Towards polyelectrolyte complex films by means of plasticisation

Researchers have successfully applied polyelectrolyte complex coatings in one step. To form a homogenous solution, the properties of the plasticisers and the polyelectrolytes should match.

A laboratory.
Both polyols and amphiphilic ionic liquids showed a sufficient plasticising effect.  Image source: FreeProd - Fotolia (symbol image).

Polyelectrolyte complexes (PECs) show great promise as functional coatings, including as oxygen barrier coatings for food packaging, but the brittleness of dry PECs limits their application. In a new work, the possibility of plasticising polyethylenimine/poly(4-styrenesulfonic acid) (PEI/PSS) films was investigated. Three different classes of plasticisers were chosen: salt, polyols, and ionic liquids (ILs). They were successfully incorporated in the evaporation-based single-step method. Potassium bromide or sorbitol plasticised films all showed crystallisation upon evaporation, while films plasticised by glycerol, polyethylene glycol, and imidazole-based ILs all showed a clear brittle-to-ductile transition in their mechanical properties.
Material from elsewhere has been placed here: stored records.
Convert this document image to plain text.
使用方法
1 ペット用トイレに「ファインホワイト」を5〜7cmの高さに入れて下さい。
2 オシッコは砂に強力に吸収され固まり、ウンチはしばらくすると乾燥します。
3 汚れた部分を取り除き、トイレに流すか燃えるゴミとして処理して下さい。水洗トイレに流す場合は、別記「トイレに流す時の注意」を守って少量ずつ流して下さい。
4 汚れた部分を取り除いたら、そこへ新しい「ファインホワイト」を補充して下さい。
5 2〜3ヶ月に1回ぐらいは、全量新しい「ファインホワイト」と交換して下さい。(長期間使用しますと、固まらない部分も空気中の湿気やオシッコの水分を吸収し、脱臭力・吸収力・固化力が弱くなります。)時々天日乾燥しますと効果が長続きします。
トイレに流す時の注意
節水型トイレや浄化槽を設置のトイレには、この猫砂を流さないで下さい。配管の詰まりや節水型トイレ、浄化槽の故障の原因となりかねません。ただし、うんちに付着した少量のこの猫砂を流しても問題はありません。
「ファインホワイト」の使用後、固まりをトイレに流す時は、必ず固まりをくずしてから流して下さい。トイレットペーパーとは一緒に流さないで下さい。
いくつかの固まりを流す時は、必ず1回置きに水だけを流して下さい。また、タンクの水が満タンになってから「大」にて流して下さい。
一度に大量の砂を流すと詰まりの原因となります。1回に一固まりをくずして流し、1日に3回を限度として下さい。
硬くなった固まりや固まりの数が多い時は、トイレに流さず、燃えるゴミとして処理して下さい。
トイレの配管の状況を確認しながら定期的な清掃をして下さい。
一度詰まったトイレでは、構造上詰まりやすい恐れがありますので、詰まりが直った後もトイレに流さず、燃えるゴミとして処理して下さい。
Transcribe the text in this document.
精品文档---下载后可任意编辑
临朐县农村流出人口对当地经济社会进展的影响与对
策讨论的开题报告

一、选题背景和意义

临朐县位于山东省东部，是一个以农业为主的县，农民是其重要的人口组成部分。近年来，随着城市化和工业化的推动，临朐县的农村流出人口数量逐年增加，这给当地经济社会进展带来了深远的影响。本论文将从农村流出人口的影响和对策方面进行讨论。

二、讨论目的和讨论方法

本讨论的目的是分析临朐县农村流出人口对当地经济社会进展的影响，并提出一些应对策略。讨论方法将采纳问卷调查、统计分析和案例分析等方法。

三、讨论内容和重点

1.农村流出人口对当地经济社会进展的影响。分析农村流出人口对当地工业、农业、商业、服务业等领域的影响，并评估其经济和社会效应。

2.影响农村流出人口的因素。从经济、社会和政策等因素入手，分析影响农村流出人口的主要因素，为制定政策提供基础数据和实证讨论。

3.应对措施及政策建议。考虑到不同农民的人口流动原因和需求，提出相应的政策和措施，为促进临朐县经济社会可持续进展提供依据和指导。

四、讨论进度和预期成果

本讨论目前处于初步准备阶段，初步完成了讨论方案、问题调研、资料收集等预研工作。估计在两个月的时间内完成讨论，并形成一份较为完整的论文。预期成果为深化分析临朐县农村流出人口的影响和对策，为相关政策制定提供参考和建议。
Controlled mechanical properties

The hydrophilicity of polyols and the amphiphilicity of these ILs allowed them to form homogenous casting solutions, but also increased their water sensitivity. The ionic nature of ILs make them more efficient as plasticisers since they can replace part of the PE-PE ionic-crosslinks, resulting in a more flexible network. According to the researchers, their work demonstrates that ductile PEC films can be formed in a single step with controlled mechanical properties through plasticisation.

The study has been published in Progress in Organic Coatings, Volume 177, April 2023.